While we [the U.S.] have three state [laws for privacy], there’s regulation at the city level and the municipal level… Even if we do get an omnibus law, it’s not going to be GDPR [the European law] so there are going to be differences.Anne Toth, Director, Alexa Trust- Amazon
Biden Administration Has A Lot On Its Plate
Representatives of the tech giants also talked about privacy and how the Biden administration is expected to change certain things.

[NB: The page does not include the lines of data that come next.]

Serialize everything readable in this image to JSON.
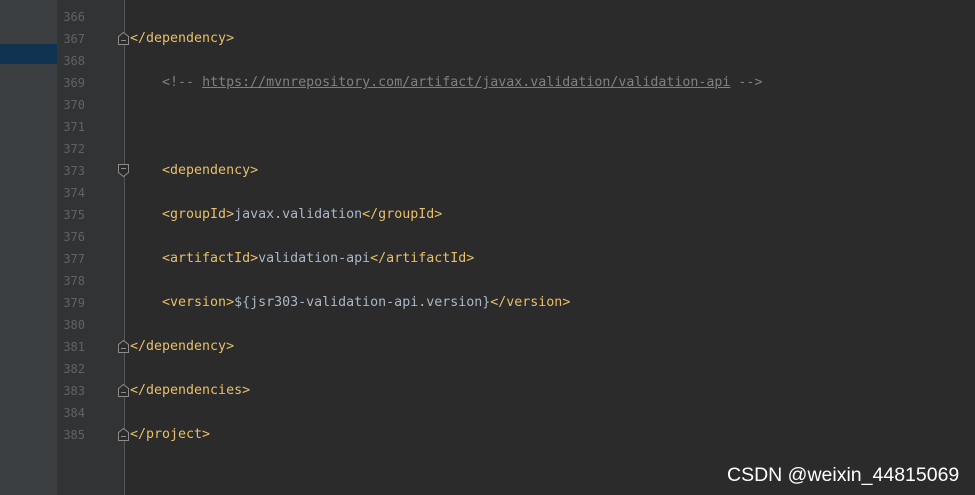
{
  "colors": {
    "editor_bg": "#2b2b2b",
    "gutter_bg": "#313335",
    "sidebar_bg": "#3c3f41",
    "selection": "#0f3350",
    "line_number": "#606366",
    "xml_tag": "#e8bf6a",
    "text": "#a9b7c6",
    "comment": "#808080",
    "watermark": "#ffffff"
  },
  "editor": {
    "lines": [
      {
        "number": "366"
      },
      {
        "number": "367",
        "code": [
          "</dependency>"
        ]
      },
      {
        "number": "368"
      },
      {
        "number": "369",
        "code": [
          "    <!-- ",
          "https://mvnrepository.com/artifact/javax.validation/validation-api",
          " -->"
        ]
      },
      {
        "number": "370"
      },
      {
        "number": "371"
      },
      {
        "number": "372"
      },
      {
        "number": "373",
        "code": [
          "    <dependency>"
        ]
      },
      {
        "number": "374"
      },
      {
        "number": "375",
        "code": [
          "    <groupId>",
          "javax.validation",
          "</groupId>"
        ]
      },
      {
        "number": "376"
      },
      {
        "number": "377",
        "code": [
          "    <artifactId>",
          "validation-api",
          "</artifactId>"
        ]
      },
      {
        "number": "378"
      },
      {
        "number": "379",
        "code": [
          "    <version>",
          "${jsr303-validation-api.version}",
          "</version>"
        ]
      },
      {
        "number": "380"
      },
      {
        "number": "381",
        "code": [
          "</dependency>"
        ]
      },
      {
        "number": "382"
      },
      {
        "number": "383",
        "code": [
          "</dependencies>"
        ]
      },
      {
        "number": "384"
      },
      {
        "number": "385",
        "code": [
          "</project>"
        ]
      }
    ]
  },
  "watermark": "CSDN @weixin_44815069"
}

One of the first things that Google brought up is data portability.
Big tech expects E.U. and the U.S. to partner on data portability to let companies maintain a global user experience. Anne from Amazon mentioned that the Vice-President-elect, Kamala Harris, served in California, where most of the big tech is headquartered.
The big tech at CES 2021 is looking at the Biden administration to sort out issues of privacy and data protection. This is pretty much what everyday internet users are also asking for.
Google Appreciates App Tracking Transparency
Google made it clear it is phasing out third-party cookies from Chrome and other services. It also seems to appreciate the direction that Apple is trying to take in terms of app tracking transparency. Here’s the full statement:
I think the direction that Apple wants to proceed in, in terms of protecting users, we’re a hundred percent aligned on. We’re doing things to try to optimize user privacy. I think some of the moves Apple is making are fairly blunt instruments, and we’re seeing some of that play out right now publicly.Keith Enright, Chief Privacy Officer, Google
With that statement from Google, we might see some big privacy changes and improvements in the Android ecosystem. The company also talked about keeping the internet free and making it more private than it is right now.
Big Tech Cooperation In Privacy
One of the takeaways from the big tech at CES 2021 is that the companies are looking at privacy seriously.
While it is still not enough, it is a start as the companies are participating and talking about privacy now. Privacy laws need to pay more attention to user-data security as well as feasibility for the big tech.
Ultimately, we’ll need cooperation from the users, government, and the companies to make practical laws that protect the customers as well as innovation.
The big tech at CES 2021 is finally talking about privacy and data protection. The road ahead lies in better laws and the government making laws that give both users and big tech a choice.
While localization of the internet is not an option, if privacy laws vary around the world, we’ll have a China-like situation. Governments around the world need to address issues concerning big tech and its users in a synchronized manner. If you’re reading this from a different country, it is possible because the internet is a global platform.